Chances are they will now. A quirk in the calendar and Constitution has seen to it that the Democrats will actually be in control of the Senate for the 17 days leading up to Bush's Inauguration. While no final votes will be taken before then, temporary Judiciary Committee chairman Patrick Leahy plans to open hearings on Ashcroft and may even call as a witness Ronnie White, the African-American judicial nominee whose candidacy Ashcroft famously torpedoed in 1999. White, the first black member of the Missouri Supreme Court, was Bill Clinton's choice for a federal district court seat. Ashcroft single-handedly built the opposition that crushed White, charging that his record showed "a tremendous bent toward criminal activity." It was the first time the full Senate rejected a judicial nominee since Robert Bork in 1987.
Civil rights groups cried foul and vowed revenge. "It really was a case of John Ashcroft misleading the U.S. Senate," says People for the American Way chief Ralph Neas. "Ronnie White wasn't anti- death penalty or pro-criminal." White had voted to uphold death penalties in 41 out of 59 capital cases that came before him, his allies noted. In most of the cases where he didn't uphold death sentences, he wasn't alone--the decision was unanimous. And in two of six cases in which White wrote for the majority upholding a death sentence, he did so over the dissent of justices appointed by Ashcroft.

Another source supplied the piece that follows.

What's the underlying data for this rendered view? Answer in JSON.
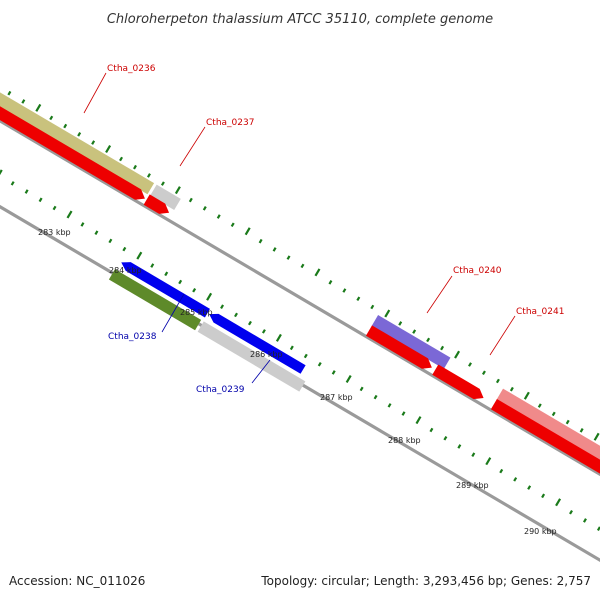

But Ashcroft allies counter that Ashcroft could not ignore a case in which White was the lone vote to overturn a death penalty--the notorious case of Missouri cop killer James Johnson. In 1991 a sheriff's deputy arrived at Johnson's house after Johnson threatened his wife and daughter with a gun. Johnson shot the deputy in the back, then in the head. He then drove to the home of the local sheriff and shot the sheriff's wife five times during a holiday party; she died in front of her family. He wounded another deputy and killed two more outside the sheriff's office before he was captured. His insanity defense was unsuccessful, and the Supreme Court upheld the sentence. But in his dissent, Judge White argued that Johnson had been represented by incompetent counsel.